UPDATE: Annnnd this pretty much proves my point. The business of America is business, and Supreme Court is still the business agent, even in the rays of "Liberal Spring."
When I think of the political zeitgeist in America in the 2010s, I think of one man -- Michael Bloomberg, the former non-partisan mayor of New York -- and of one night, October 1, 2011. Bloomberg was in Washington, D.C., that black-tie evening, hobnobbing with elites from President Obama to Sarah Jessica Parker and accepting a major award from the Human Rights Campaign for his tireless, outspoken support of LGBT rights, especially same-sex marriage. “In New York, government of the people, and by the people, is now for all the people – as it should be,” the billionaire mayor said in his acceptance speech. “No place in the world is more committed to freedom of expression – religious, artistic, political, social, personal – than New York City.”
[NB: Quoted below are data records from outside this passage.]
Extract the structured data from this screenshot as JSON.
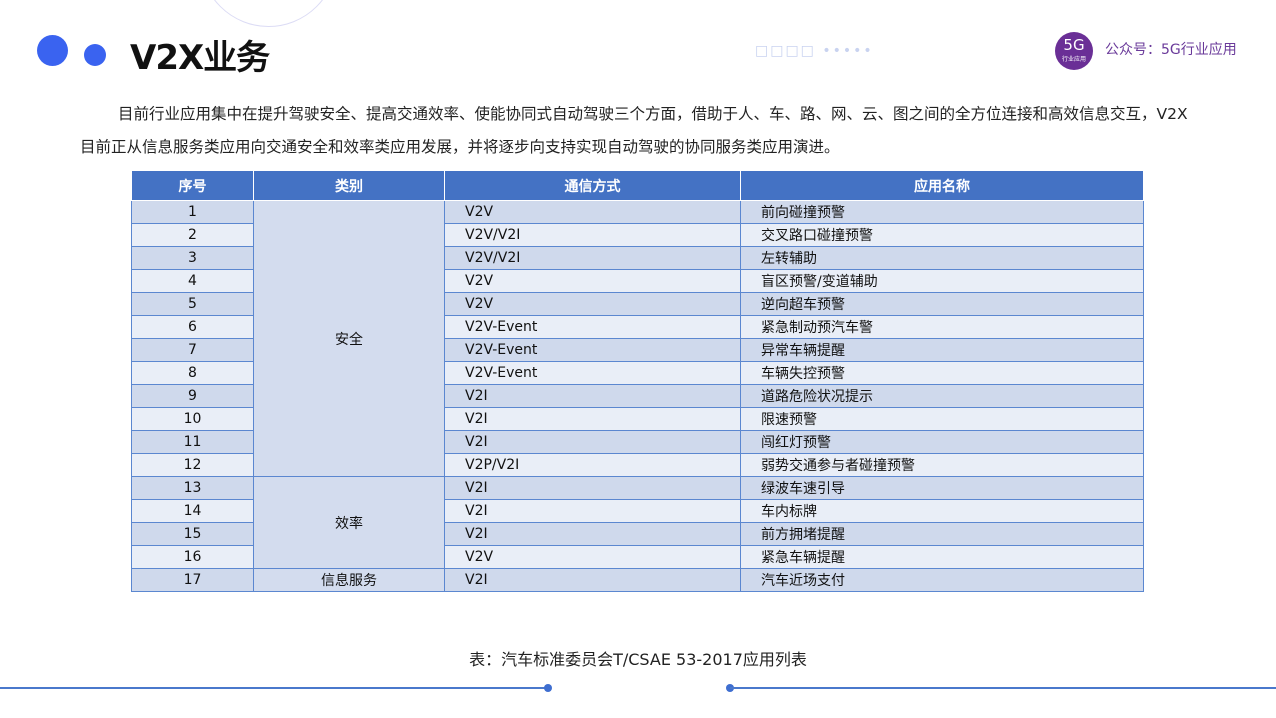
{
  "header": {
    "title": "V2X业务",
    "brand_logo_text": "5G",
    "brand_logo_subtext": "行业应用",
    "brand_label": "公众号：5G行业应用"
  },
  "intro": "目前行业应用集中在提升驾驶安全、提高交通效率、使能协同式自动驾驶三个方面，借助于人、车、路、网、云、图之间的全方位连接和高效信息交互，V2X目前正从信息服务类应用向交通安全和效率类应用发展，并将逐步向支持实现自动驾驶的协同服务类应用演进。",
  "table": {
    "headers": [
      "序号",
      "类别",
      "通信方式",
      "应用名称"
    ],
    "categories": [
      {
        "label": "安全",
        "span": 12
      },
      {
        "label": "效率",
        "span": 4
      },
      {
        "label": "信息服务",
        "span": 1
      }
    ],
    "rows": [
      {
        "no": "1",
        "comm": "V2V",
        "app": "前向碰撞预警"
      },
      {
        "no": "2",
        "comm": "V2V/V2I",
        "app": "交叉路口碰撞预警"
      },
      {
        "no": "3",
        "comm": "V2V/V2I",
        "app": "左转辅助"
      },
      {
        "no": "4",
        "comm": "V2V",
        "app": "盲区预警/变道辅助"
      },
      {
        "no": "5",
        "comm": "V2V",
        "app": "逆向超车预警"
      },
      {
        "no": "6",
        "comm": "V2V-Event",
        "app": "紧急制动预汽车警"
      },
      {
        "no": "7",
        "comm": "V2V-Event",
        "app": "异常车辆提醒"
      },
      {
        "no": "8",
        "comm": "V2V-Event",
        "app": "车辆失控预警"
      },
      {
        "no": "9",
        "comm": "V2I",
        "app": "道路危险状况提示"
      },
      {
        "no": "10",
        "comm": "V2I",
        "app": "限速预警"
      },
      {
        "no": "11",
        "comm": "V2I",
        "app": "闯红灯预警"
      },
      {
        "no": "12",
        "comm": "V2P/V2I",
        "app": "弱势交通参与者碰撞预警"
      },
      {
        "no": "13",
        "comm": "V2I",
        "app": "绿波车速引导"
      },
      {
        "no": "14",
        "comm": "V2I",
        "app": "车内标牌"
      },
      {
        "no": "15",
        "comm": "V2I",
        "app": "前方拥堵提醒"
      },
      {
        "no": "16",
        "comm": "V2V",
        "app": "紧急车辆提醒"
      },
      {
        "no": "17",
        "comm": "V2I",
        "app": "汽车近场支付"
      }
    ]
  },
  "caption": "表：汽车标准委员会T/CSAE 53-2017应用列表",
  "colors": {
    "accent": "#3a63f0",
    "table_header": "#4472c4",
    "brand": "#6a2f96"
  }
}
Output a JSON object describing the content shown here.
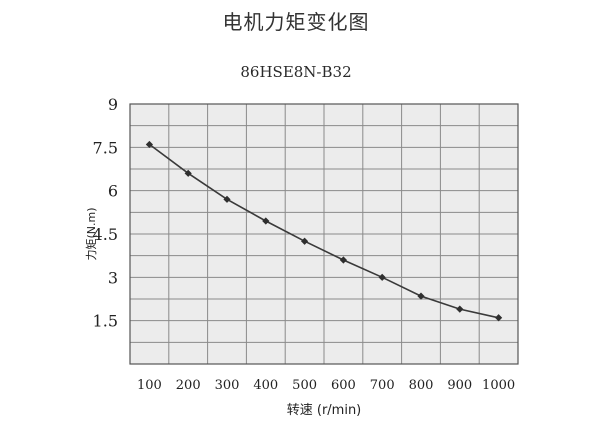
{
  "chart_data": {
    "type": "line",
    "title": "电机力矩变化图",
    "subtitle": "86HSE8N-B32",
    "xlabel": "转速 (r/min)",
    "ylabel": "力矩(N.m)",
    "x": [
      100,
      200,
      300,
      400,
      500,
      600,
      700,
      800,
      900,
      1000
    ],
    "x_tick_labels": [
      "100",
      "200",
      "300",
      "400",
      "500",
      "600",
      "700",
      "800",
      "900",
      "1000"
    ],
    "y_ticks": [
      0,
      1.5,
      3,
      4.5,
      6,
      7.5,
      9
    ],
    "y_tick_labels": [
      "",
      "1.5",
      "3",
      "4.5",
      "6",
      "7.5",
      "9"
    ],
    "ylim": [
      0,
      9
    ],
    "grid": true,
    "series": [
      {
        "values": [
          7.6,
          6.6,
          5.7,
          4.95,
          4.25,
          3.6,
          3.0,
          2.35,
          1.9,
          1.6
        ]
      }
    ],
    "colors": {
      "line": "#3a3a3a",
      "grid": "#8a8a8a",
      "plot_bg": "#ececec"
    }
  }
}
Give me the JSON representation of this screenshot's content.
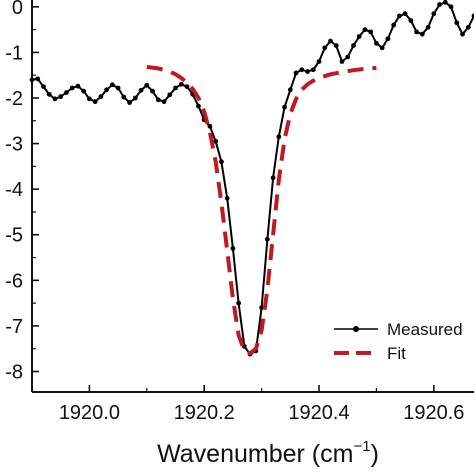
{
  "chart_data": {
    "type": "line",
    "title": "",
    "xlabel_main": "Wavenumber (cm",
    "xlabel_sup": "−1",
    "xlabel_tail": ")",
    "ylabel": "",
    "xlim": [
      1919.9,
      1920.67
    ],
    "ylim": [
      -8.45,
      0.15
    ],
    "x_ticks": [
      {
        "value": 1920.0,
        "label": "1920.0"
      },
      {
        "value": 1920.2,
        "label": "1920.2"
      },
      {
        "value": 1920.4,
        "label": "1920.4"
      },
      {
        "value": 1920.6,
        "label": "1920.6"
      }
    ],
    "y_ticks": [
      {
        "value": 0,
        "label": "0"
      },
      {
        "value": -1,
        "label": "-1"
      },
      {
        "value": -2,
        "label": "-2"
      },
      {
        "value": -3,
        "label": "-3"
      },
      {
        "value": -4,
        "label": "-4"
      },
      {
        "value": -5,
        "label": "-5"
      },
      {
        "value": -6,
        "label": "-6"
      },
      {
        "value": -7,
        "label": "-7"
      },
      {
        "value": -8,
        "label": "-8"
      }
    ],
    "legend": {
      "placement": "bottom-right",
      "entries": [
        {
          "series": "Measured",
          "label": "Measured"
        },
        {
          "series": "Fit",
          "label": "Fit"
        }
      ]
    },
    "series": [
      {
        "name": "Measured",
        "color": "#000000",
        "style": "line-with-dots",
        "x": [
          1919.9,
          1919.91,
          1919.92,
          1919.93,
          1919.94,
          1919.95,
          1919.96,
          1919.97,
          1919.98,
          1919.99,
          1920.0,
          1920.01,
          1920.02,
          1920.03,
          1920.04,
          1920.05,
          1920.06,
          1920.07,
          1920.08,
          1920.09,
          1920.1,
          1920.11,
          1920.12,
          1920.13,
          1920.14,
          1920.15,
          1920.16,
          1920.17,
          1920.18,
          1920.19,
          1920.2,
          1920.21,
          1920.22,
          1920.23,
          1920.24,
          1920.25,
          1920.26,
          1920.27,
          1920.28,
          1920.29,
          1920.3,
          1920.31,
          1920.32,
          1920.33,
          1920.34,
          1920.35,
          1920.36,
          1920.37,
          1920.38,
          1920.39,
          1920.4,
          1920.41,
          1920.42,
          1920.43,
          1920.44,
          1920.45,
          1920.46,
          1920.47,
          1920.48,
          1920.49,
          1920.5,
          1920.51,
          1920.52,
          1920.53,
          1920.54,
          1920.55,
          1920.56,
          1920.57,
          1920.58,
          1920.59,
          1920.6,
          1920.61,
          1920.62,
          1920.63,
          1920.64,
          1920.65,
          1920.66,
          1920.67
        ],
        "y": [
          -1.6,
          -1.58,
          -1.75,
          -1.92,
          -2.02,
          -1.97,
          -1.88,
          -1.78,
          -1.74,
          -1.85,
          -2.02,
          -2.08,
          -1.97,
          -1.82,
          -1.71,
          -1.78,
          -1.98,
          -2.1,
          -2.0,
          -1.83,
          -1.72,
          -1.85,
          -2.04,
          -2.08,
          -1.93,
          -1.78,
          -1.7,
          -1.75,
          -1.92,
          -2.18,
          -2.48,
          -2.62,
          -2.95,
          -3.4,
          -4.2,
          -5.3,
          -6.5,
          -7.45,
          -7.62,
          -7.55,
          -6.6,
          -5.1,
          -3.75,
          -2.85,
          -2.2,
          -1.82,
          -1.45,
          -1.38,
          -1.42,
          -1.38,
          -1.2,
          -0.9,
          -0.75,
          -0.85,
          -1.2,
          -1.1,
          -0.85,
          -0.65,
          -0.5,
          -0.55,
          -0.8,
          -0.9,
          -0.7,
          -0.4,
          -0.2,
          -0.15,
          -0.3,
          -0.55,
          -0.6,
          -0.45,
          -0.15,
          0.05,
          0.1,
          0.0,
          -0.35,
          -0.6,
          -0.45,
          -0.2
        ]
      },
      {
        "name": "Fit",
        "color": "#c0191f",
        "style": "dashed-line",
        "x": [
          1920.1,
          1920.12,
          1920.14,
          1920.15,
          1920.16,
          1920.17,
          1920.18,
          1920.19,
          1920.2,
          1920.21,
          1920.22,
          1920.23,
          1920.24,
          1920.25,
          1920.26,
          1920.27,
          1920.28,
          1920.29,
          1920.3,
          1920.31,
          1920.32,
          1920.33,
          1920.34,
          1920.35,
          1920.36,
          1920.37,
          1920.38,
          1920.39,
          1920.4,
          1920.42,
          1920.44,
          1920.46,
          1920.48,
          1920.5
        ],
        "y": [
          -1.32,
          -1.35,
          -1.42,
          -1.48,
          -1.56,
          -1.66,
          -1.8,
          -2.0,
          -2.3,
          -2.75,
          -3.4,
          -4.3,
          -5.35,
          -6.4,
          -7.2,
          -7.55,
          -7.6,
          -7.5,
          -7.1,
          -6.2,
          -5.0,
          -3.8,
          -2.9,
          -2.35,
          -2.02,
          -1.82,
          -1.7,
          -1.62,
          -1.56,
          -1.48,
          -1.43,
          -1.39,
          -1.36,
          -1.34
        ]
      }
    ]
  }
}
At the very moment, Bloomberg was speaking, New York City's police force -- highly militarized, with its own spy outfit and even the ability to shoot down planes -- had kettled a huge march of peaceful protesters from the incipient Occupy Wall Street movement who'd been guided onto the traffic lanes of the Brooklyn Bridge and was throwing more than 700 of them in jail. The Occupy movement was a short-lived spontaneous combustion fueled by massive income inequality, and that was a conversation that Bloomberg -- currently worth an estimated $34.5 billion, a great protector of Wall Street -- did not want to have on his streets. The mayor who was swooning about "freedom of expression" in NYC had his cops from working tirelessly to crush Occupy, from the cops who protected Lower Manhattan's "Charging Bull" statue on Day One to the officers who crushed the Zuccotti Park encampment at the end. With his grey-flecked, practically Roman bearing, Bloomberg was almost a cartoon of the 21st Century benevolent dictator -- with zealous support of the liberal issues like LGBT rights, or handgun control that wouldn't topple a world order where almost all wealth flowed to the 1 percent.
Exit, stage left!
That was the rallying cry of TV's Snagglepuss (I'm speaking now in a frequency that only Baby Boomers can here..see below) but it also could be the motto of the Surpreme Court as it ends a fairly remarkable session, one where it drifted to the left almost as fast as a Tiger Woods tee shot.
Did the Supremes uphold Obamacare and affirm the Fair Housing Act of 1968, passed in the embers of the MLK assassination and riots, because it was just common sense? Or is the Roberts Court -- which is widely expected to affirm the right of gay marriage next week -- getting more...dare I say it, liberal? If so, why do many Republicans (Earl Warren, Harry Blackmun, David Souter, Reagan appointees Anthony Kennedy and Sandra Day O'Connor, and arguably even John Roberts) become almost progressive once they're freed of political considerations? It's almost as if smart people are drawn to liberal ideas!